Faut-il craindre le Zika en Europe cet été ?

Aude Lecrubier

Auteurs et déclarations

27 avril 2016

Paris, France — Alors que l’épidémie de Zika est sur la pente descendante dans certains pays comme le Brésil, la Colombie ou le Cap Vert, le nombre de cas importés en Europe à partir du continent américain est en nette augmentation. Avec l’arrivée des beaux jours, favorables au développement des moustiques, doit-on craindre une épidémie de Zika ?

 
Le risque d’une pandémie de zika sur l’Europe du sud parait faible pour cette année – Pr Jean-François Delfraissy
 

« La possibilité d’une transmission par les moustiques associée à de probables transmissions par voie sexuelle devrait se traduire par une augmentation du nombre de personnes infectées par Zika et des complications médicales liées à ce virus », a expliqué Marie-Paule Kieny (assistante du directeur général de l’OMS) lors d’une conférence de presse organisée à l’occasion du premier Colloque International sur le virus Zika à l’Institut Pasteur de Paris, les 25 et 26 avril 2016 [1].
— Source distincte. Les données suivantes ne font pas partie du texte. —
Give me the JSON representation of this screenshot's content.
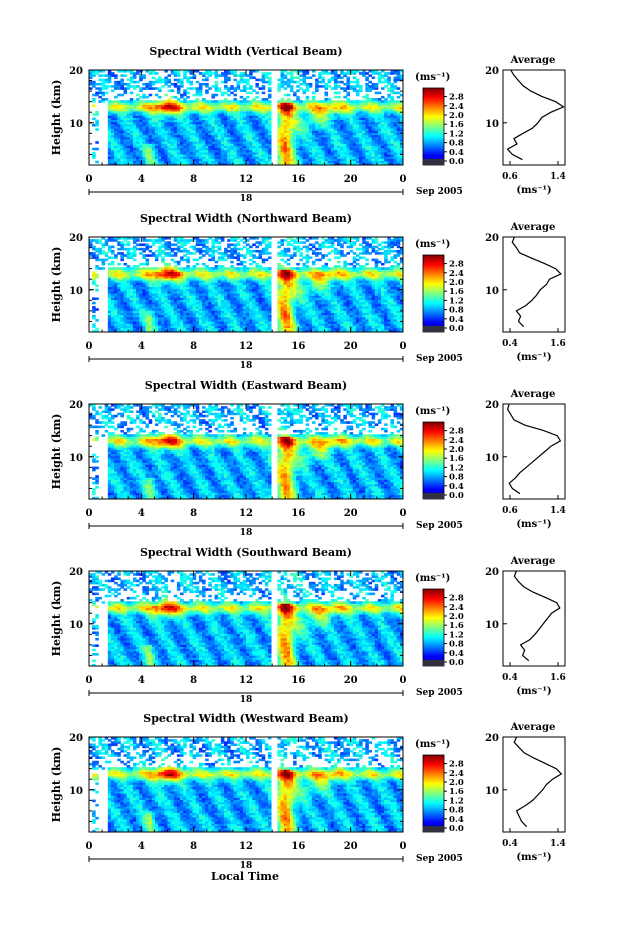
{
  "figure": {
    "xlabel": "Local Time",
    "date_label": "Sep 2005",
    "day_label": "18"
  },
  "chart_data": [
    {
      "type": "heatmap",
      "title": "Spectral Width (Vertical Beam)",
      "ylabel": "Height (km)",
      "x_ticks": [
        "0",
        "4",
        "8",
        "12",
        "16",
        "20",
        "0"
      ],
      "y_ticks": [
        "10",
        "20"
      ],
      "xlim": [
        0,
        24
      ],
      "ylim": [
        2,
        20
      ],
      "colorbar": {
        "unit": "(ms⁻¹)",
        "ticks": [
          "2.8",
          "2.4",
          "2.0",
          "1.6",
          "1.2",
          "0.8",
          "0.4",
          "0.0"
        ],
        "range": [
          0.0,
          3.0
        ]
      },
      "average": {
        "title": "Average",
        "xlabel": "(ms⁻¹)",
        "x_ticks": [
          "0.6",
          "1.4"
        ],
        "xlim": [
          0.6,
          1.4
        ],
        "y_ticks": [
          "10",
          "20"
        ],
        "heights": [
          3,
          4,
          5,
          6,
          7,
          8,
          9,
          10,
          11,
          12,
          13,
          14,
          15,
          16,
          17,
          18,
          19,
          20
        ],
        "values": [
          0.85,
          0.72,
          0.66,
          0.78,
          0.74,
          0.86,
          0.98,
          1.05,
          1.1,
          1.22,
          1.38,
          1.28,
          1.1,
          0.96,
          0.86,
          0.8,
          0.74,
          0.7
        ]
      }
    },
    {
      "type": "heatmap",
      "title": "Spectral Width (Northward Beam)",
      "ylabel": "Height (km)",
      "x_ticks": [
        "0",
        "4",
        "8",
        "12",
        "16",
        "20",
        "0"
      ],
      "y_ticks": [
        "10",
        "20"
      ],
      "xlim": [
        0,
        24
      ],
      "ylim": [
        2,
        20
      ],
      "colorbar": {
        "unit": "(ms⁻¹)",
        "ticks": [
          "2.8",
          "2.4",
          "2.0",
          "1.6",
          "1.2",
          "0.8",
          "0.4",
          "0.0"
        ],
        "range": [
          0.0,
          3.0
        ]
      },
      "average": {
        "title": "Average",
        "xlabel": "(ms⁻¹)",
        "x_ticks": [
          "0.4",
          "1.6"
        ],
        "xlim": [
          0.4,
          1.6
        ],
        "y_ticks": [
          "10",
          "20"
        ],
        "heights": [
          3,
          4,
          5,
          6,
          7,
          8,
          9,
          10,
          11,
          12,
          13,
          14,
          15,
          16,
          17,
          18,
          19,
          20
        ],
        "values": [
          0.8,
          0.7,
          0.74,
          0.66,
          0.84,
          0.96,
          1.05,
          1.12,
          1.24,
          1.3,
          1.52,
          1.42,
          1.2,
          0.95,
          0.72,
          0.66,
          0.58,
          0.62
        ]
      }
    },
    {
      "type": "heatmap",
      "title": "Spectral Width (Eastward Beam)",
      "ylabel": "Height (km)",
      "x_ticks": [
        "0",
        "4",
        "8",
        "12",
        "16",
        "20",
        "0"
      ],
      "y_ticks": [
        "10",
        "20"
      ],
      "xlim": [
        0,
        24
      ],
      "ylim": [
        2,
        20
      ],
      "colorbar": {
        "unit": "(ms⁻¹)",
        "ticks": [
          "2.8",
          "2.4",
          "2.0",
          "1.6",
          "1.2",
          "0.8",
          "0.4",
          "0.0"
        ],
        "range": [
          0.0,
          3.0
        ]
      },
      "average": {
        "title": "Average",
        "xlabel": "(ms⁻¹)",
        "x_ticks": [
          "0.6",
          "1.4"
        ],
        "xlim": [
          0.6,
          1.4
        ],
        "y_ticks": [
          "10",
          "20"
        ],
        "heights": [
          3,
          4,
          5,
          6,
          7,
          8,
          9,
          10,
          11,
          12,
          13,
          14,
          15,
          16,
          17,
          18,
          19,
          20
        ],
        "values": [
          0.82,
          0.72,
          0.68,
          0.76,
          0.82,
          0.9,
          0.98,
          1.06,
          1.14,
          1.22,
          1.34,
          1.3,
          1.12,
          0.88,
          0.74,
          0.7,
          0.66,
          0.68
        ]
      }
    },
    {
      "type": "heatmap",
      "title": "Spectral Width (Southward Beam)",
      "ylabel": "Height (km)",
      "x_ticks": [
        "0",
        "4",
        "8",
        "12",
        "16",
        "20",
        "0"
      ],
      "y_ticks": [
        "10",
        "20"
      ],
      "xlim": [
        0,
        24
      ],
      "ylim": [
        2,
        20
      ],
      "colorbar": {
        "unit": "(ms⁻¹)",
        "ticks": [
          "2.8",
          "2.4",
          "2.0",
          "1.6",
          "1.2",
          "0.8",
          "0.4",
          "0.0"
        ],
        "range": [
          0.0,
          3.0
        ]
      },
      "average": {
        "title": "Average",
        "xlabel": "(ms⁻¹)",
        "x_ticks": [
          "0.4",
          "1.6"
        ],
        "xlim": [
          0.4,
          1.6
        ],
        "y_ticks": [
          "10",
          "20"
        ],
        "heights": [
          3,
          4,
          5,
          6,
          7,
          8,
          9,
          10,
          11,
          12,
          13,
          14,
          15,
          16,
          17,
          18,
          19,
          20
        ],
        "values": [
          0.9,
          0.78,
          0.82,
          0.74,
          0.92,
          1.02,
          1.1,
          1.18,
          1.26,
          1.34,
          1.5,
          1.44,
          1.22,
          0.98,
          0.8,
          0.7,
          0.62,
          0.66
        ]
      }
    },
    {
      "type": "heatmap",
      "title": "Spectral Width (Westward Beam)",
      "ylabel": "Height (km)",
      "x_ticks": [
        "0",
        "4",
        "8",
        "12",
        "16",
        "20",
        "0"
      ],
      "y_ticks": [
        "10",
        "20"
      ],
      "xlim": [
        0,
        24
      ],
      "ylim": [
        2,
        20
      ],
      "colorbar": {
        "unit": "(ms⁻¹)",
        "ticks": [
          "2.8",
          "2.4",
          "2.0",
          "1.6",
          "1.2",
          "0.8",
          "0.4",
          "0.0"
        ],
        "range": [
          0.0,
          3.0
        ]
      },
      "average": {
        "title": "Average",
        "xlabel": "(ms⁻¹)",
        "x_ticks": [
          "0.4",
          "1.4"
        ],
        "xlim": [
          0.4,
          1.4
        ],
        "y_ticks": [
          "10",
          "20"
        ],
        "heights": [
          3,
          4,
          5,
          6,
          7,
          8,
          9,
          10,
          11,
          12,
          13,
          14,
          15,
          16,
          17,
          18,
          19,
          20
        ],
        "values": [
          0.78,
          0.7,
          0.66,
          0.62,
          0.76,
          0.88,
          0.96,
          1.04,
          1.1,
          1.2,
          1.34,
          1.26,
          1.08,
          0.9,
          0.74,
          0.66,
          0.58,
          0.62
        ]
      }
    }
  ]
}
Cependant, à ce stade de la recherche, le risque épidémique semble limité.

« Si l’on prend en considération les arguments scientifiques, les aspects socio-comportementaux et environnementaux : le risque d’une pandémie de zika sur l’Europe du sud parait faible pour cette année. En revanche, que l’on ait quelques cas autochtones comme l’année dernière pour le chikungunya, c’est fort probable », a commenté Jean-François Delfraissy (Inserm), lors de l’événement parisien.
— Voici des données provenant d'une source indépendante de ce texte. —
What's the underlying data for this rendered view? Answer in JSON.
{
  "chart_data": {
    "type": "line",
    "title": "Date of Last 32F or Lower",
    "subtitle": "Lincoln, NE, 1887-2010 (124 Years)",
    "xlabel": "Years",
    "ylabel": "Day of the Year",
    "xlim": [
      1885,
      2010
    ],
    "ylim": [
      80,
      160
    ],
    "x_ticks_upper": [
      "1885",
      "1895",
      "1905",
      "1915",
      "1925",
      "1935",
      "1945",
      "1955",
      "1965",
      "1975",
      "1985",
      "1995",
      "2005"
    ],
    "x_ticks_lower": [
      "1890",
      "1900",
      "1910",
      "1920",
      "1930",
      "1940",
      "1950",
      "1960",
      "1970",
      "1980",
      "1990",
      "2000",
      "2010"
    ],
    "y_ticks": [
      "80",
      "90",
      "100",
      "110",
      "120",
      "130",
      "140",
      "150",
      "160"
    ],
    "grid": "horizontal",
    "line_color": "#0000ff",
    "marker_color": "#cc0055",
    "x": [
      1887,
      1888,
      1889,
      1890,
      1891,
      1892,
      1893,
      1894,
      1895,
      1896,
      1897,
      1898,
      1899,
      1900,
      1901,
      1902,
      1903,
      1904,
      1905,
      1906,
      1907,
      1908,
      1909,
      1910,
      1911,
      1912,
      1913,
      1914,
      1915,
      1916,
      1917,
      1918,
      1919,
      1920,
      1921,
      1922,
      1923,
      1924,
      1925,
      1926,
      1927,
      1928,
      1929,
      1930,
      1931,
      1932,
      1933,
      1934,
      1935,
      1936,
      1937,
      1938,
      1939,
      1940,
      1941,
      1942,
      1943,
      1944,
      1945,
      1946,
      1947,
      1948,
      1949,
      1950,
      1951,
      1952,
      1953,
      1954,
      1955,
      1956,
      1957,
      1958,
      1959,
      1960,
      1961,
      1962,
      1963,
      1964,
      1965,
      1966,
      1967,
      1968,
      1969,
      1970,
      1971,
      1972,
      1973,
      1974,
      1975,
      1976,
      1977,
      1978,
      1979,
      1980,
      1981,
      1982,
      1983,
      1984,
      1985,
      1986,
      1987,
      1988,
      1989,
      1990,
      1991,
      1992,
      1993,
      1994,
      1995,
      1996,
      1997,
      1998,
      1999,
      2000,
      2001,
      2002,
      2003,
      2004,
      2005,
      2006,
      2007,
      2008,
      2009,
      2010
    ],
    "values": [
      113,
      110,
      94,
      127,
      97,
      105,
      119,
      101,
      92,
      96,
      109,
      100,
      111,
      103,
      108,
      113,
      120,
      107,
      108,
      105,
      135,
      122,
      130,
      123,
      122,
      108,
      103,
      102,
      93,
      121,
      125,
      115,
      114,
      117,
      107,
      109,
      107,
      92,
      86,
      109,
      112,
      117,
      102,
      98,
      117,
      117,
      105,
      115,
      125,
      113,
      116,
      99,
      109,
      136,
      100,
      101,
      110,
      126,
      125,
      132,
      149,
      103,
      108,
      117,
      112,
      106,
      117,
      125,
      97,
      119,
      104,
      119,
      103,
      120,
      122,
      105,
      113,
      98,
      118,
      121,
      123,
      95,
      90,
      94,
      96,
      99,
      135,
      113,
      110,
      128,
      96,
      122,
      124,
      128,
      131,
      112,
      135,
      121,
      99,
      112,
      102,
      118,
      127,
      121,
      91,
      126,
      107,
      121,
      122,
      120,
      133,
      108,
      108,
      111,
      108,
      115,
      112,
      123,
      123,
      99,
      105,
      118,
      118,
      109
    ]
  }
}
En Europe ? Quels moustiques ? Par quelle porte d’entrée ?

En Europe, il semble que le virus Zika pourrait être véhiculé par Ae. albopictus et/ou Ae. aegypti. De fait, deux scénarii d’introduction du virus ont été explorés. Dans le premier cas, les voyageurs se déplaçant des départements français d’Amérique vers la métropole, pourraient être la source de la contamination via Ae. albopictus. Le moustique tigre est implanté dans 20 pays européens et 30 départements français. Il entre en activité dès le mois de mai.
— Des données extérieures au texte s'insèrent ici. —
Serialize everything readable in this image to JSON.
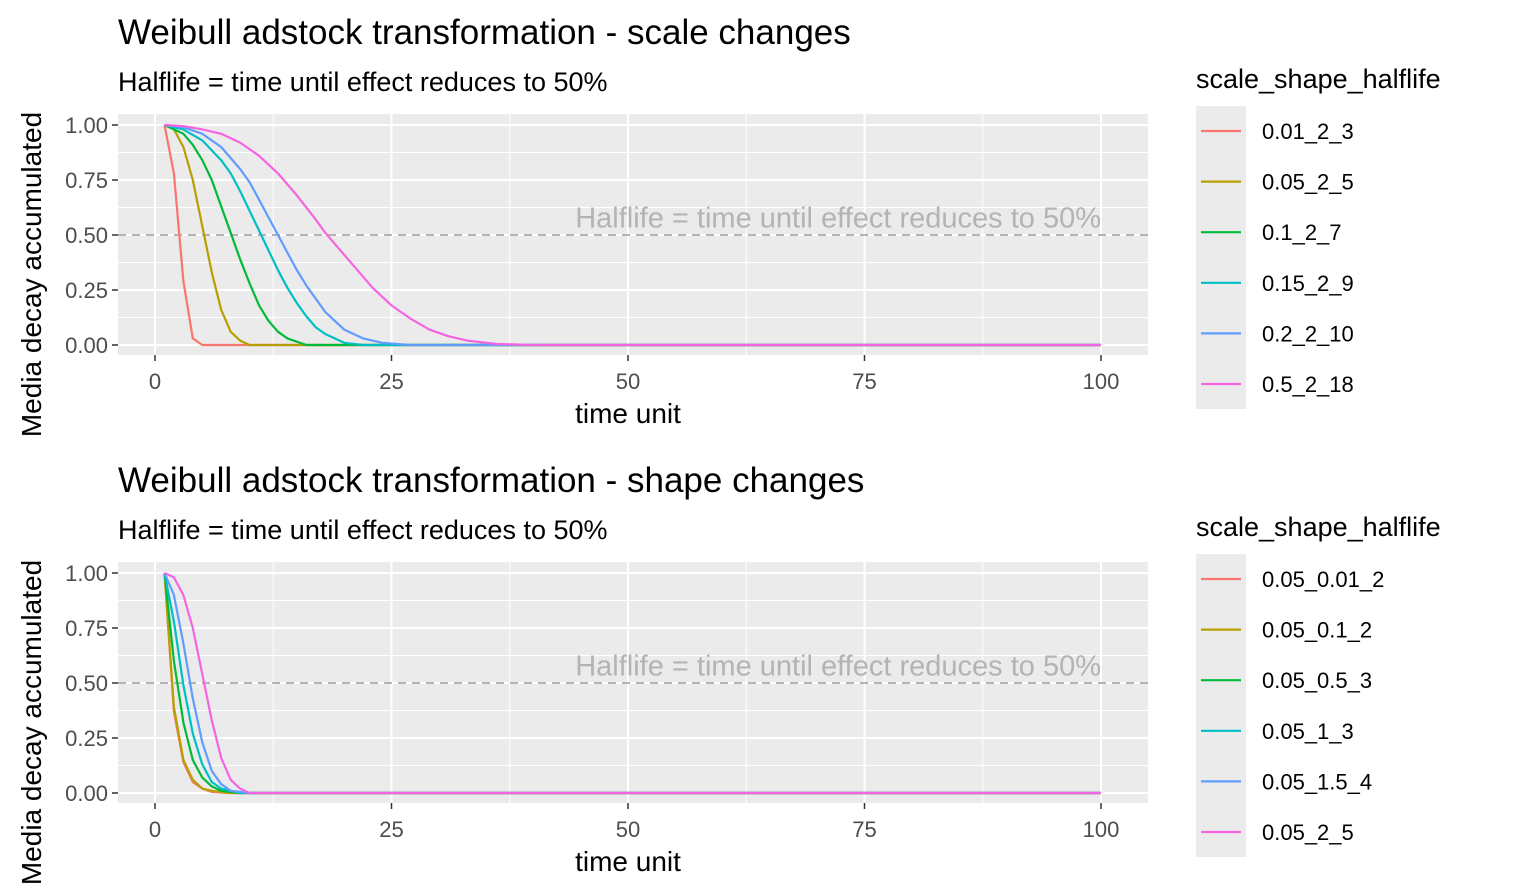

Dans la seconde hypothèse, le point de départ serait l’île de Madère, qui entretient des échanges importants avec le Brésil et le Venezuela. Le moustique Ae. aegypti, qui y est présent depuis 2005, a été impliqué dans l’épidémie de dengue de 2012, la plus importante des dernières flambées en Europe.

Pour tester ces deux hypothèses, des chercheurs de l’Institut Pasteur, au sein de l’unité Arbovirus et insectes vecteurs, dirigée par Anna-Bella Failloux, en collaboration avec des chercheurs portugais, ont évalué la capacité à transmettre le virus de quatre populations de moustiques : deux populations d’Ae. aegypti de l’île de Madère (Funchal et Paul do Mar de Madeira), et deux populations d’Ae. albopictus du Sud de la France (Nice et Bar-sur-Loup).

 
L’hypothèse d’un scénario se limitant à l’île de Madère est donc la plus probable.
 

Les scientifiques ont infecté les femelles de moustiques avec le virus Zika de génotype asiatique, équivalente à celle qui circule actuellement au Brésil.

Les résultats montrent qu’Ae. aegypti transmet mieux le virus qu’Ae. albopictus. Chez Ae. aegypti, le virus ne met que 9 jours à effectuer un cycle complet, et à atteindre les glandes salivaires de l’insecte, prêt à être inoculé à un nouvel hôte lors d’une piqûre. Ae. albopictus, lui, réalise ce même cycle en 14 jours, ce qui limite sa transmission. L’hypothèse d’un scénario se limitant à l’île de Madère est donc la plus probable.